Les parents Whittemore l'écoutaient attentivement et choisirent de ne pas l'interrompre une seule seconde pour lui demander quelque détail que ce soit. Connaissant Jackson, il allait en venir au fait : il lui fallait juste un peu de temps.

- Lorsqu'on est sortis tous ensemble au centre commercial, Stiles s'est évanoui. On a rapidement découvert qu'il avait été empoisonné au cyanure. Lydia l'a gardé un peu chez elle le temps qu'il se remette... Parce qu'on savait que... C'était le shérif. C'était forcément lui.

Jackson savait qu'un bon nombre de questions se bousculait dans la tête de ses parents qui, à tous les coups, devaient trouver cette histoire abracadabrante, d'autant plus qu'il n'était pas encore arrivé au moment fatidique. Celui qu'il aurait pu éviter.

Jackson s'en voulait terriblement.

- Stiles a insisté pour qu'on le ramène chez lui, il voulait... Discuter avec son père, essayer de le raisonner quant à ce qui lui faisait lui faire tout ça. On a fini par accepter... Et je l'ai ramené.

J'aurais pas dû. J'aurais jamais dû faire ça, se dit encore le kanima. Tout retombait et qu'il lui restait comme émotions plombait son cœur, écrasait ses épaules. Voûté, Jackson n'arrivait pas à tourner la tête vers ses parents, à les regarder. Il était fier de bien des choses dans sa vie, y compris de conneries... Mais pas de celle-ci qui, à ses yeux, était la pire de toutes. Il n'aurait pas dû se dire que Stiles allait y arriver et que Noah l'écouterait. Si le shérif avait tenté de l'empoisonner... Bien sûr qu'il était capable de pire.

Du pire, finalement.

- Je ne sais pas pourquoi je ne suis pas reparti tout de suite. Je me suis retrouvé incapable de prendre le chemin de la maison. J'ai attendu.

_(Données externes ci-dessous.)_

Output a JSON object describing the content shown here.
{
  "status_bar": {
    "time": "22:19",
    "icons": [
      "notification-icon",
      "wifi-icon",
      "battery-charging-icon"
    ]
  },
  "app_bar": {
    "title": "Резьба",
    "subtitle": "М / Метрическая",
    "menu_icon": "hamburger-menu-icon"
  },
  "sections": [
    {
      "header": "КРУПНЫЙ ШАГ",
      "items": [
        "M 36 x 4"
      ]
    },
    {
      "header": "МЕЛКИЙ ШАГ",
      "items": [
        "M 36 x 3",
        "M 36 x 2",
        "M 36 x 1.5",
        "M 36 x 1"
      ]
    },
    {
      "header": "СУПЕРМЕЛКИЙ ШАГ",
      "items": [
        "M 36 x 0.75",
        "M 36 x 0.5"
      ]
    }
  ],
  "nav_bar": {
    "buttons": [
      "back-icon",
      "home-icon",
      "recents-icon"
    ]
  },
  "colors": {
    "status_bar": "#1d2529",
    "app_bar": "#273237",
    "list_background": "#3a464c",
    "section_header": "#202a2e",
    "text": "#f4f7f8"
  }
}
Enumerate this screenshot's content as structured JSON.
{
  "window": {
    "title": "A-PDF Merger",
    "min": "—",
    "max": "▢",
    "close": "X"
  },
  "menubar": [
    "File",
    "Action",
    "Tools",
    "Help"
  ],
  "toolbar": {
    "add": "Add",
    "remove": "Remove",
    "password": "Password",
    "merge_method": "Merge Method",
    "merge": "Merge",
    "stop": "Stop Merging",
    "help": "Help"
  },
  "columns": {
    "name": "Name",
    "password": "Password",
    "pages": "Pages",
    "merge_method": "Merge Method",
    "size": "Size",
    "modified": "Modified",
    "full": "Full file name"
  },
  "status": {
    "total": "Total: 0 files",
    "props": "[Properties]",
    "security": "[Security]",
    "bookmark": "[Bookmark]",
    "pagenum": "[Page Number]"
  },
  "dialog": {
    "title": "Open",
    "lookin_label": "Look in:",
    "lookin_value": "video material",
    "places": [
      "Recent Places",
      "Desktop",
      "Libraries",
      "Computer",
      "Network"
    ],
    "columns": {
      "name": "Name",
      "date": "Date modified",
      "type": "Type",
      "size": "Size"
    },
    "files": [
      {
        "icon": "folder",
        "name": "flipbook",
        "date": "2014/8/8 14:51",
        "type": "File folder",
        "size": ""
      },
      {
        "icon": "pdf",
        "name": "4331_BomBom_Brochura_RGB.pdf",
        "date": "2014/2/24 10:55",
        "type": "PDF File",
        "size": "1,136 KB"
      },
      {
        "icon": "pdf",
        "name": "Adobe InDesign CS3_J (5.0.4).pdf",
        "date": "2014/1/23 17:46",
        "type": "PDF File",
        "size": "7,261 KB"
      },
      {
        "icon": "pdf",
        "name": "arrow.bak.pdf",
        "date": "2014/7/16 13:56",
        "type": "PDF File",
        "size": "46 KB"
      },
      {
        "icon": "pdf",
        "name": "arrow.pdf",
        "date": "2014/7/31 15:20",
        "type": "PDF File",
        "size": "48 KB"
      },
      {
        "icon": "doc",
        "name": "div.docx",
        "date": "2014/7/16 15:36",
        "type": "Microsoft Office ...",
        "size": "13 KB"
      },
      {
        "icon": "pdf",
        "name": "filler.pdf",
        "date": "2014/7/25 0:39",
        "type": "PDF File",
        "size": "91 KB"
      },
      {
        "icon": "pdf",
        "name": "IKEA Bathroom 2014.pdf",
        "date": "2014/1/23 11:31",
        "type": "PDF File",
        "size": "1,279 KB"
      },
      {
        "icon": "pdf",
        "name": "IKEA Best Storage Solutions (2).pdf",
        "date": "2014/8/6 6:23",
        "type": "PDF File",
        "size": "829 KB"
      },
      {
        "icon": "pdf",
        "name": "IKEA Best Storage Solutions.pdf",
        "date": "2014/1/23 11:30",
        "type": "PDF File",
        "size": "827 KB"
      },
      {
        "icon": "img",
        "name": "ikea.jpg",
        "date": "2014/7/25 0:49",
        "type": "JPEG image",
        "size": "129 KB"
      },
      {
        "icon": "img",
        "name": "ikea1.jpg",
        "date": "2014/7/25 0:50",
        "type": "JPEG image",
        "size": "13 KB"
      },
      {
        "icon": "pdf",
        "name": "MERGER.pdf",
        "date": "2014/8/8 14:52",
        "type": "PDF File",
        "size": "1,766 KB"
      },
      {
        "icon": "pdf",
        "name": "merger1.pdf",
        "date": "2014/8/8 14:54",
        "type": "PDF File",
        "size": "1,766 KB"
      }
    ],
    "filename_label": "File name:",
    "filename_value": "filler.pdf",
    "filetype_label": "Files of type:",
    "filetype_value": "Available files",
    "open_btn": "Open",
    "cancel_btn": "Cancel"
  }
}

Il avait eu peur et s'était longuement demandé ce qu'il était censé faire tout en ressassant tout ce qu'il s'était passé ces derniers jours.

- Et je sais pas, j'ai... J'ai eu peur. J'ai eu besoin de monter voir si tout allait bien.

Ça, c'était faux. Ce qu'il avait entendu, c'était les mots de Stiles qui avait réellement essayé de faire entendre raison à son père, assumant par là son homosexualité dans son entièreté. Sur le moment, Jackson l'avait trouvé très courageux. De son côté, il n'avait pas eu à se battre : ses parents l'avaient complètement accepté tel qu'il était.

Alors il n'imaginait pas la difficulté de ce que cela avait représenté pour l'hyperactif. Disons qu'ils avaient cela en commun... Jackson imaginait que ça les rapprochait, sans doute. Ils avaient beau ne pas être amis à proprement parler, il ne pouvait pas lui cracher dessus... Pas sur ce sujet, en tout cas.

Mais Jackson ne pouvait pas dire à ses parents que ce qui l'avait alerté résultait de ses capacités lupines. Si ses parents étaient courant de cette bizarrerie le concernant, c'était tout nouveau. Ils l'acceptaient... Sans être toutefois à l'aise lorsqu'il abordait le sujet. Alors, il ne le faisait tout simplement pas, histoire de ne pas les gêner. L'excuse de la peur était donc, pour lui, complètement valable – d'autant plus qu'il ne mentait pas réellement sur ce coup-là. Il omettait juste une partie de la vérité. De leur côté, les parents Whittemore attendaient la suite, scotchée à ses lèvres. Si tout leur paraissait déjà extrêmement grave, ils peinaient à imaginer ce que le shérif aurait pu faire de pire – quoique les marques sur le visage de l'hyperactif leur en avait donné un petit aperçu.

- S'il avait juste levé la main sur lui...

Jackson lui aurait tout de même fait regretter d'être né, mais il n'aurait pas eu envie de le tuer. C'était quelque chose de fugace, très bref, qui l'avait traversé alors qu'il l'avait vu essayer de déshabiller Stiles et entendu proférer des menaces plus que dégueulasses à son égard. Oui, Jackson avait, l'espace d'un instant, envisagé de frapper fort, suffisamment... Pour qu'il s'arrête définitivement. Avoir ce genre de pensées ne lui ressemblait pas et à vrai dire, ça lui avait fait un peu peur. Sauf que sur le moment, il ne s'en était pas vraiment rendu compte. Sortir Stiles de là avait été son unique objectif, l'empêcher de subir l'innommable.

Catherine Whittemore, qui s'était rapprochée de lui, posa une main douce dans son dos. Et la langue de Jackson se délia complètement alors que son regard, plus parlant qu'un sanglot, se fixait dans le vide.